When the heady rush of love fades, and routines and responsibilities settle in, some of us find in a state of rude shock in context to the marriage. Many times we skip the step where we learn how our partner understands love. As an example, imagine you speak Tamil while your spouse speaks only Hindi. You may repeatedly and continuously express your love verbally in the language you know- Tamil. But do you think your partner will understand even a word of it? That is precisely what happens in the case of Love Languages.
In the book, “The Five Love Languages: The Secret to Love That Lasts” Gary Chapman teaches us that there are five “Love Languages”. According to him, a spouse needs to express their love to their partner in the language that their partner understands. Only then will the ‘love tanks’ of both spouses be full always. This book is just one instance to know your partner more. Rekindling curiosity can make your relationship more alive, fresh and vibrant!
Analyze this: Do you have more goals to work upon for your partner or yourself? It’s amazing how having goals for yourself can bring about an unimaginable turnaround in your relationship. Usually, it’s changes made by one person that can save a marriage. Why don’t you be the one? It’s easier said than done when I say that you can be happier with “no expectations”, but you can at least give it a try!
This might be the last thing you’d want to try out to feel good about your situation. Because it’s difficult. It’s relatively easy to seek a counselor. Or cry on a friend’s shoulder. But to resolve a conflict, it’s necessary that your mind has a lot of clarity. Troubled marriages are stressful. And the most profound way to come out of stress is meditation. The situation can stay, but the way you perceive it can dramatically change.
Want beautiful relationships? First, turn inward and start building a healthy relationship with yourself. The source of joy, primarily, is in you, and nobody external. If you squeeze the joy out of your partner, you are going to be doubly in trouble. Get unstuck with a few minutes of meditation in your life!
Can’t believe? Read this
There will be many times when you will need help. You might feel lonely. You might need a temporary place to stay. A little financial aid. Or just someone who can hear you out. Calling in your trusted friends or siblings or parents can be an excellent solace. Don’t underestimate the power of support!

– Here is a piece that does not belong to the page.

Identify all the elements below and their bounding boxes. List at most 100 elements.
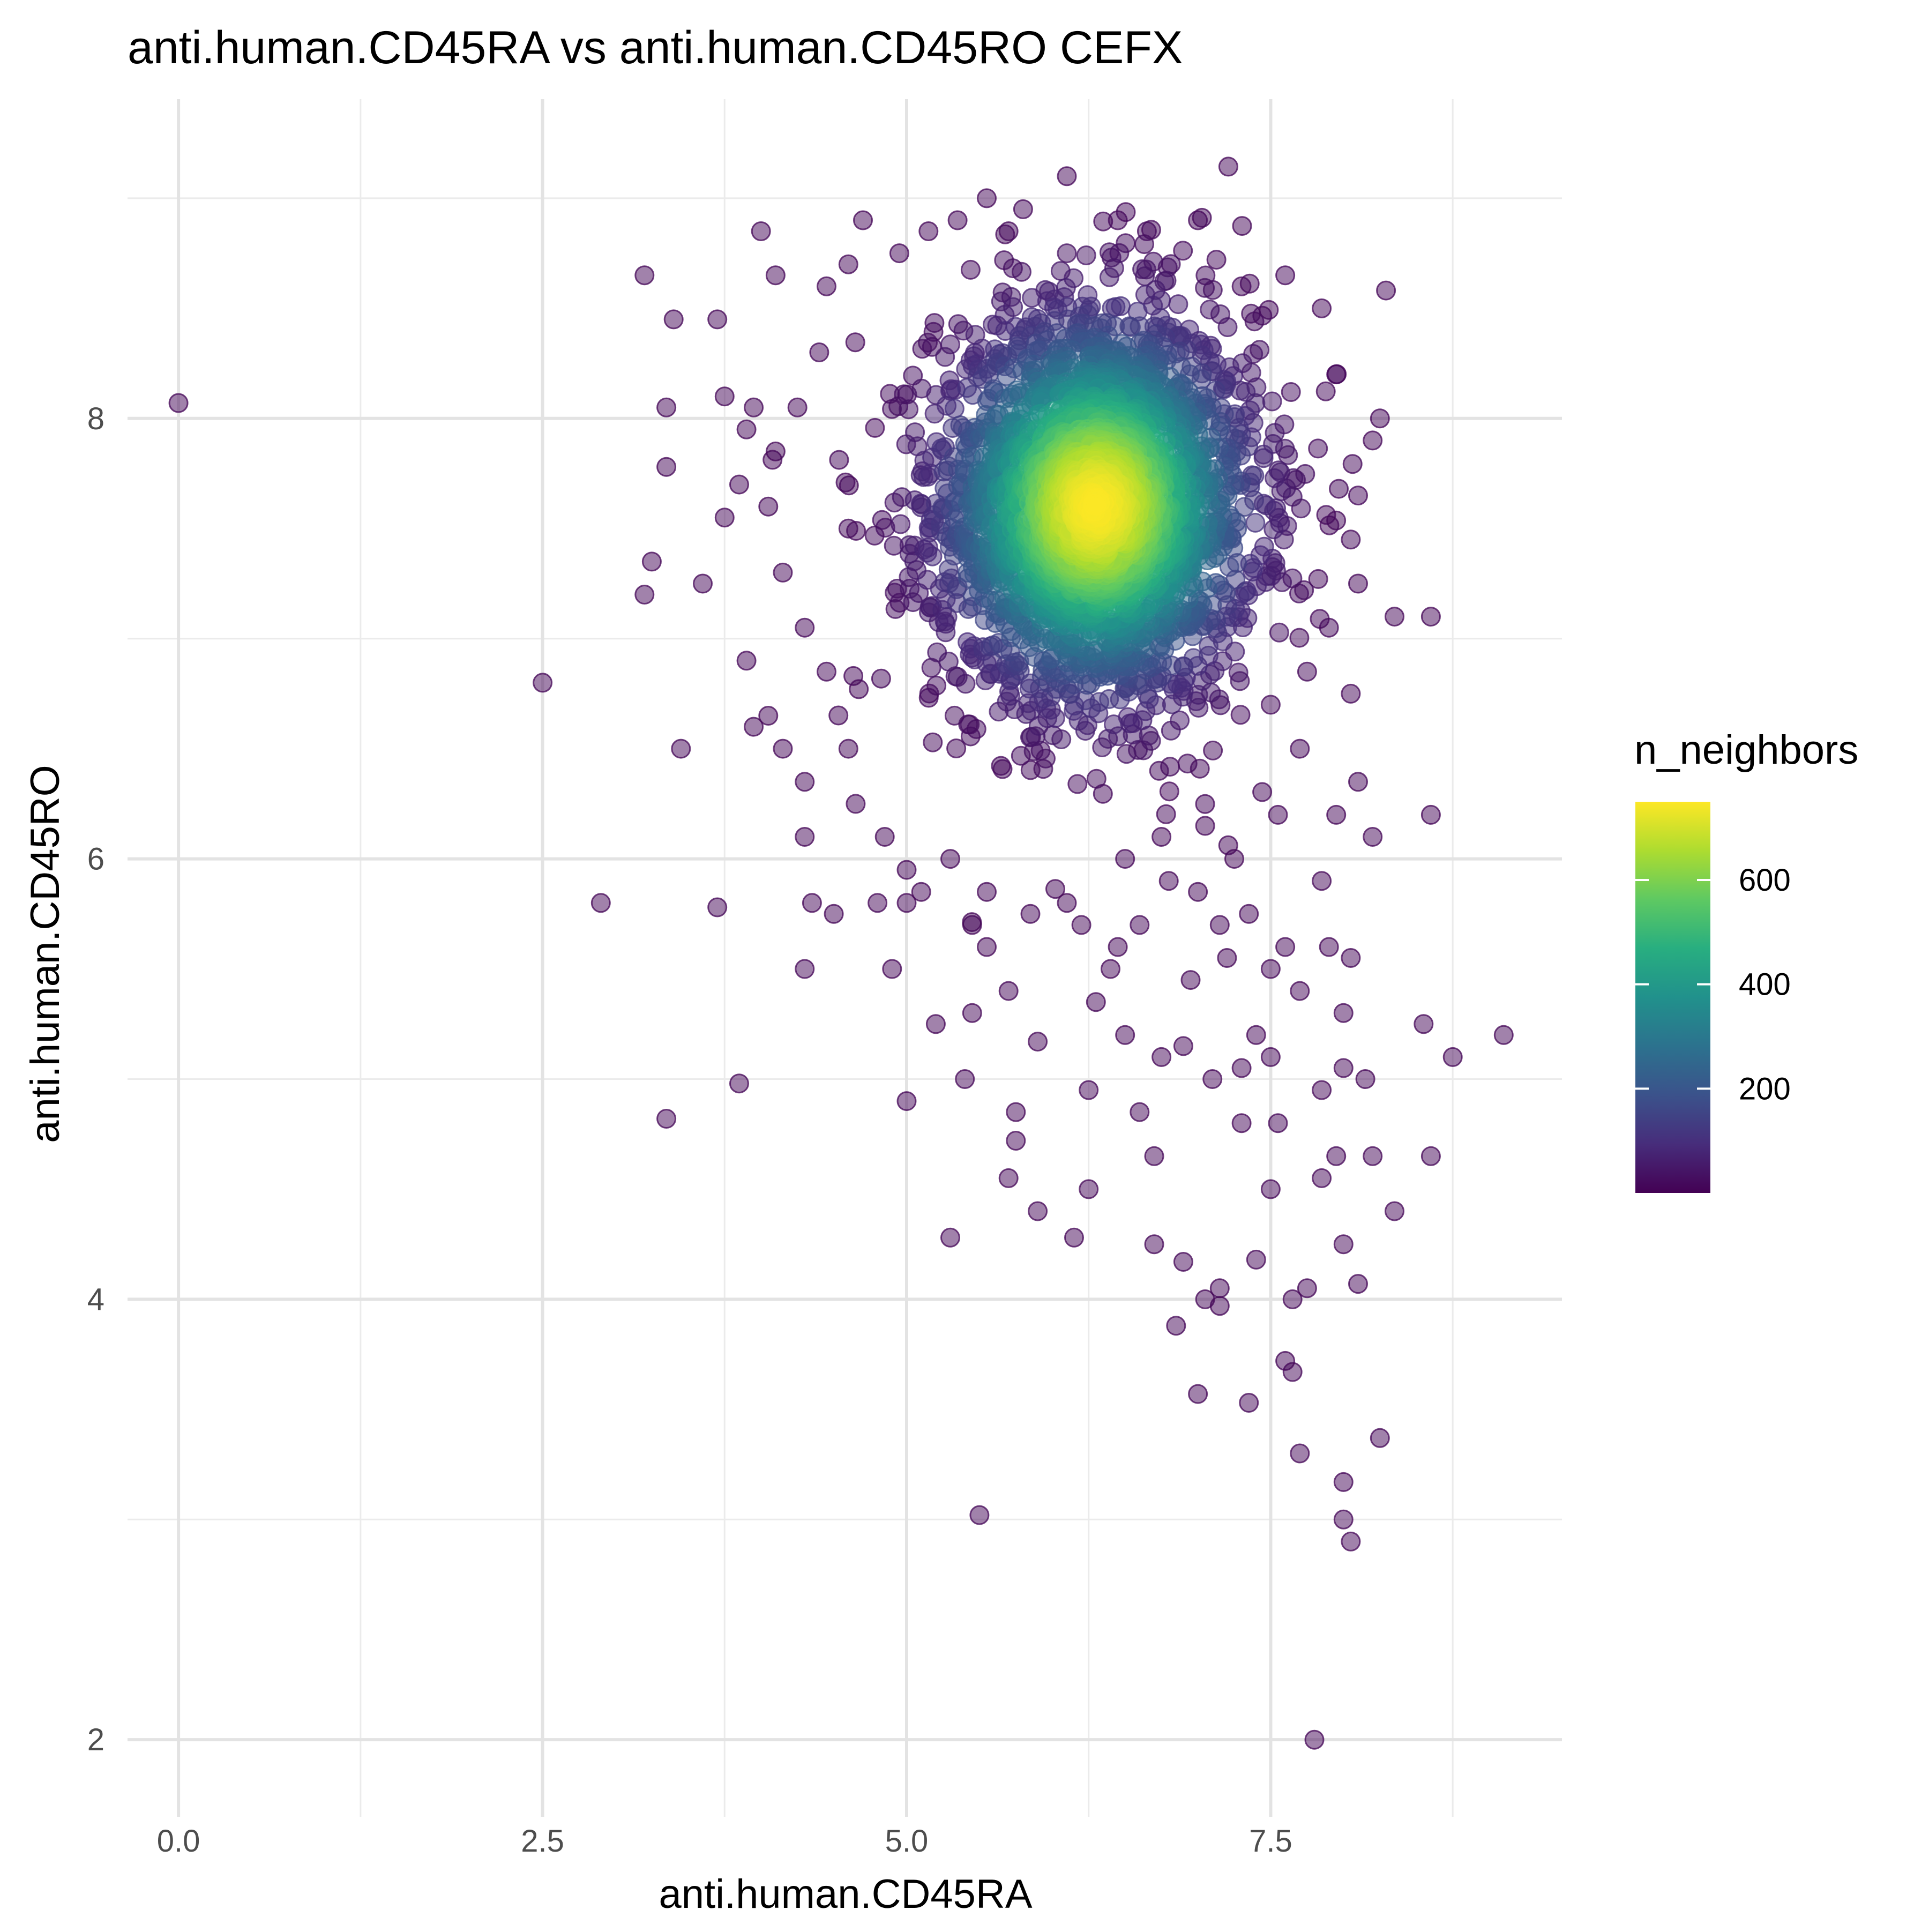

Lastly, while doing all these things, do everything that makes you happy outside of your marriage. Make new friends. Develop a new hobby. Spend more intimate and quality time with your kids. Get a job. Exercise more. Go to a spa regularly. Take up some relaxation therapies. Spend more time with nature.
There’s no quick fix. One nature walk won’t give you all the calm you need. You need to resort to these things again, so that you practice these happy patterns and don’t go into the usual rant of, “I can’t walk out.”
Please don’t forget there are people who are suffering as you do, or worse. They are fighting their own struggles. And because the human spirit is to move on, many people have been successful in overcoming their challenges while remaining happy and peaceful.
Remember this: You can do it too. There’s a glimmer of hope.